The goal of the adjustment is to encourage owners of empty apartments in city centers to put their property to use, either by selling it or putting it up for rent.

Finance Committee Chairman Nissan Slomiansky (Jewish Home) said "the Finance Committee placed as its goal to help solve the housing crisis, among other things by putting city center apartments to use and increasing the supply of apartments for rent."

By eliminating empty apartments the Committee hopes to accomplish two targets. First it aims to alleviate Israel's housing crisis, as housing prices in the nation's real estate bubble continued rising in the third quarter of 2013. Additionally, the rules aim to reduce low-population "ghost neighborhoods" in the center of Israel's large cities.

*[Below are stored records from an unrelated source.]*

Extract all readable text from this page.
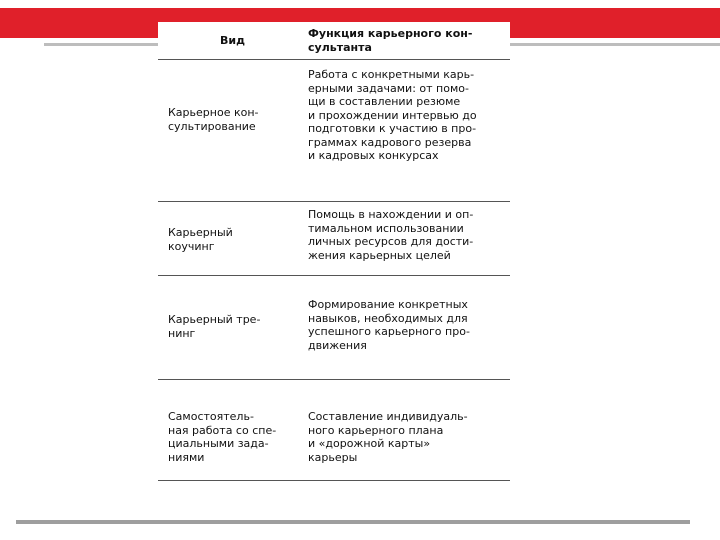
Вид
Функция карьерного кон-
сультанта
Карьерное кон-
сультирование
Работа с конкретными карь-
ерными задачами: от помо-
щи в составлении резюме
и прохождении интервью до
подготовки к участию в про-
граммах кадрового резерва
и кадровых конкурсах
Карьерный
коучинг
Помощь в нахождении и оп-
тимальном использовании
личных ресурсов для дости-
жения карьерных целей
Карьерный тре-
нинг
Формирование конкретных
навыков, необходимых для
успешного карьерного про-
движения
Самостоятель-
ная работа со спе-
циальными зада-
ниями
Составление индивидуаль-
ного карьерного плана
и «дорожной карты»
карьеры
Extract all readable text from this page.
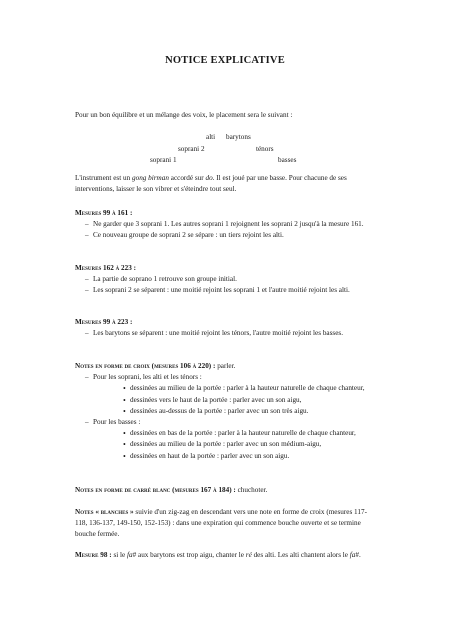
NOTICE EXPLICATIVE

Pour un bon équilibre et un mélange des voix, le placement sera le suivant :

alti barytons
soprani 2	ténors
soprani 1	basses

L'instrument est un gong birman accordé sur do. Il est joué par une basse. Pour chacune de ses interventions, laisser le son vibrer et s'éteindre tout seul.

Mesures 99 à 161 :
– Ne garder que 3 soprani 1. Les autres soprani 1 rejoignent les soprani 2 jusqu'à la mesure 161.
– Ce nouveau groupe de soprani 2 se sépare : un tiers rejoint les alti.
Mesures 162 à 223 :
– La partie de soprano 1 retrouve son groupe initial.
– Les soprani 2 se séparent : une moitié rejoint les soprani 1 et l'autre moitié rejoint les alti.
Mesures 99 à 223 :
– Les barytons se séparent : une moitié rejoint les ténors, l'autre moitié rejoint les basses.
Notes en forme de croix (mesures 106 à 220) : parler.
– Pour les soprani, les alti et les ténors :
• dessinées au milieu de la portée : parler à la hauteur naturelle de chaque chanteur,
• dessinées vers le haut de la portée : parler avec un son aigu,
• dessinées au-dessus de la portée : parler avec un son très aigu.
– Pour les basses :
• dessinées en bas de la portée : parler à la hauteur naturelle de chaque chanteur,
• dessinées au milieu de la portée : parler avec un son médium-aigu,
• dessinées en haut de la portée : parler avec un son aigu.

Notes en forme de carré blanc (mesures 167 à 184) : chuchoter.

Notes « blanches » suivie d'un zig-zag en descendant vers une note en forme de croix (mesures 117-118, 136-137, 149-150, 152-153) : dans une expiration qui commence bouche ouverte et se termine bouche fermée.

Mesure 98 : si le fa# aux barytons est trop aigu, chanter le ré des alti. Les alti chantent alors le fa#.
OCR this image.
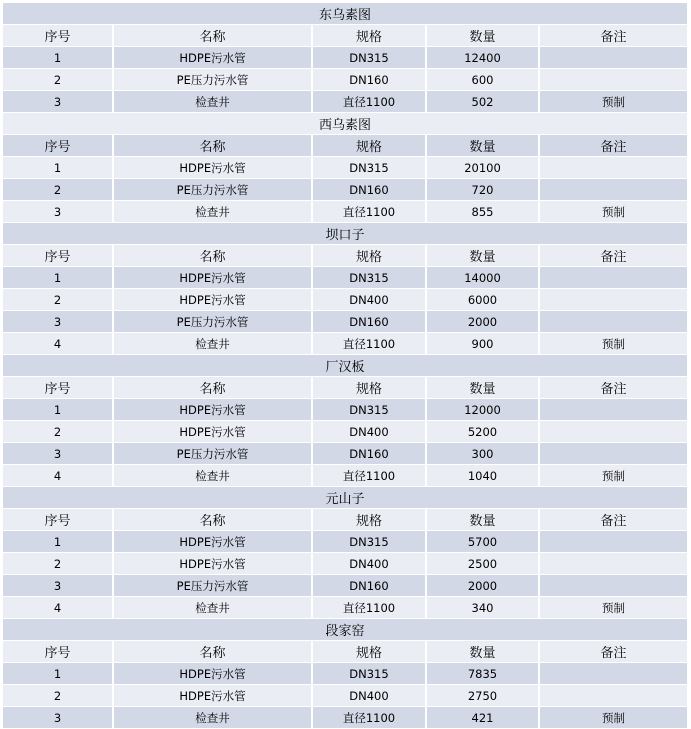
东乌素图
序号	名称	规格	数量	备注
1	HDPE污水管	DN315	12400
2	PE压力污水管	DN160	600
3	检查井	直径1100	502	预制
西乌素图
序号	名称	规格	数量	备注
1	HDPE污水管	DN315	20100
2	PE压力污水管	DN160	720
3	检查井	直径1100	855	预制
坝口子
序号	名称	规格	数量	备注
1	HDPE污水管	DN315	14000
2	HDPE污水管	DN400	6000
3	PE压力污水管	DN160	2000
4	检查井	直径1100	900	预制
厂汉板
序号	名称	规格	数量	备注
1	HDPE污水管	DN315	12000
2	HDPE污水管	DN400	5200
3	PE压力污水管	DN160	300
4	检查井	直径1100	1040	预制
元山子
序号	名称	规格	数量	备注
1	HDPE污水管	DN315	5700
2	HDPE污水管	DN400	2500
3	PE压力污水管	DN160	2000
4	检查井	直径1100	340	预制
段家窑
序号	名称	规格	数量	备注
1	HDPE污水管	DN315	7835
2	HDPE污水管	DN400	2750
3	检查井	直径1100	421	预制
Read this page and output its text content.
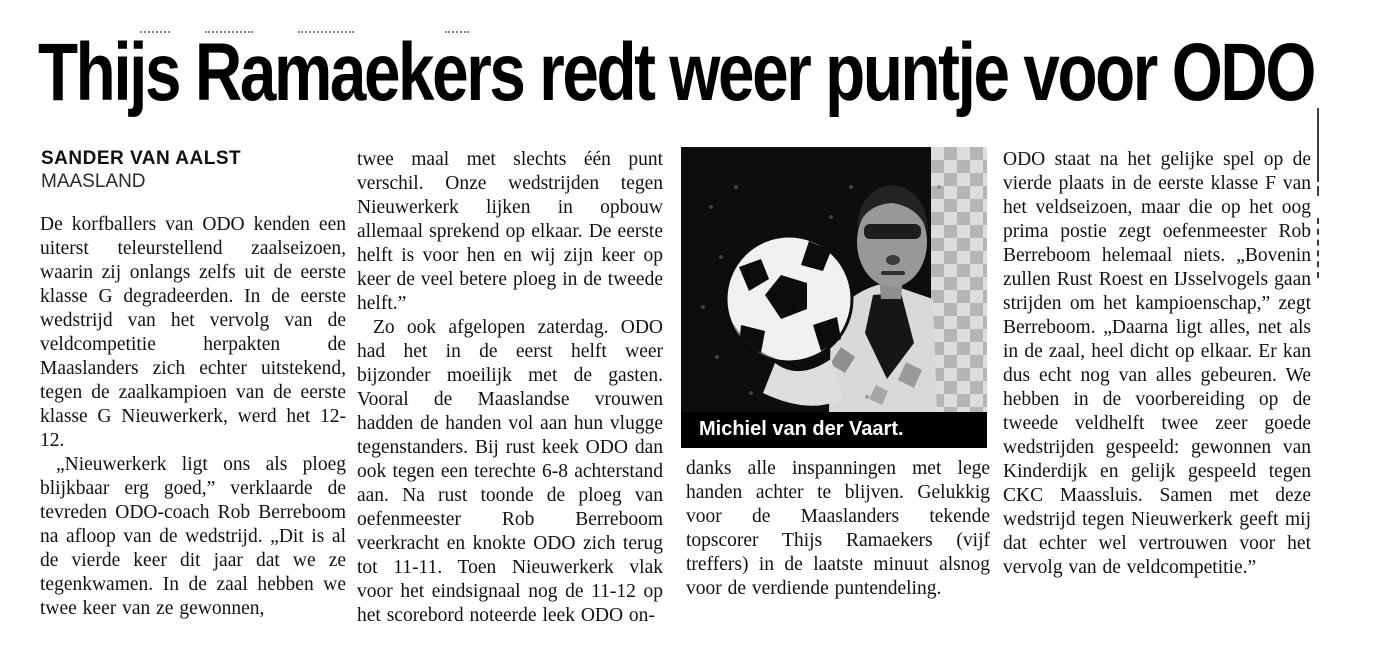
Thijs Ramaekers redt weer puntje voor ODO
SANDER VAN AALST
MAASLAND

De korfballers van ODO kenden een uiterst teleurstellend zaalseizoen, waarin zij onlangs zelfs uit de eerste klasse G degradeerden. In de eerste wedstrijd van het vervolg van de veldcompetitie herpakten de Maaslanders zich echter uitstekend, tegen de zaalkampioen van de eerste klasse G Nieuwerkerk, werd het 12-12.

„Nieuwerkerk ligt ons als ploeg blijkbaar erg goed,” verklaarde de tevreden ODO-coach Rob Berreboom na afloop van de wedstrijd. „Dit is al de vierde keer dit jaar dat we ze tegenkwamen. In de zaal hebben we twee keer van ze gewonnen,

twee maal met slechts één punt verschil. Onze wedstrijden tegen Nieuwerkerk lijken in opbouw allemaal sprekend op elkaar. De eerste helft is voor hen en wij zijn keer op keer de veel betere ploeg in de tweede helft.”

Zo ook afgelopen zaterdag. ODO had het in de eerst helft weer bijzonder moeilijk met de gasten. Vooral de Maaslandse vrouwen hadden de handen vol aan hun vlugge tegenstanders. Bij rust keek ODO dan ook tegen een terechte 6-8 achterstand aan. Na rust toonde de ploeg van oefenmeester Rob Berreboom veerkracht en knokte ODO zich terug tot 11-11. Toen Nieuwerkerk vlak voor het eindsignaal nog de 11-12 op het scorebord noteerde leek ODO on-

Michiel van der Vaart.

danks alle inspanningen met lege handen achter te blijven. Gelukkig voor de Maaslanders tekende topscorer Thijs Ramaekers (vijf treffers) in de laatste minuut alsnog voor de verdiende puntendeling.

ODO staat na het gelijke spel op de vierde plaats in de eerste klasse F van het veldseizoen, maar die op het oog prima postie zegt oefenmeester Rob Berreboom helemaal niets. „Bovenin zullen Rust Roest en IJsselvogels gaan strijden om het kampioenschap,” zegt Berreboom. „Daarna ligt alles, net als in de zaal, heel dicht op elkaar. Er kan dus echt nog van alles gebeuren. We hebben in de voorbereiding op de tweede veldhelft twee zeer goede wedstrijden gespeeld: gewonnen van Kinderdijk en gelijk gespeeld tegen CKC Maassluis. Samen met deze wedstrijd tegen Nieuwerkerk geeft mij dat echter wel vertrouwen voor het vervolg van de veldcompetitie.”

Renting an apartment in large cities can be even more expensive on a monthly basis than buying. Rental apartments in Israel are supplied almost solely from the private housing market; there are nearly no apartment buildings that are owned by a landlord for rental purposes, as there are in the US and other countries.

The rental shortage is especially acute in Jerusalem, Tel Aviv, Netanya, and other large cities, where foreign residents have bought prime homes and apartments for investment purposes or as vacation homes, coming to live in them for just a few weeks out of the year.

The new rules doubling tax on empty apartments were authorized by Interior Minister Gideon Sa'ar in May, pending approval by Finance Minister Yair Lapid.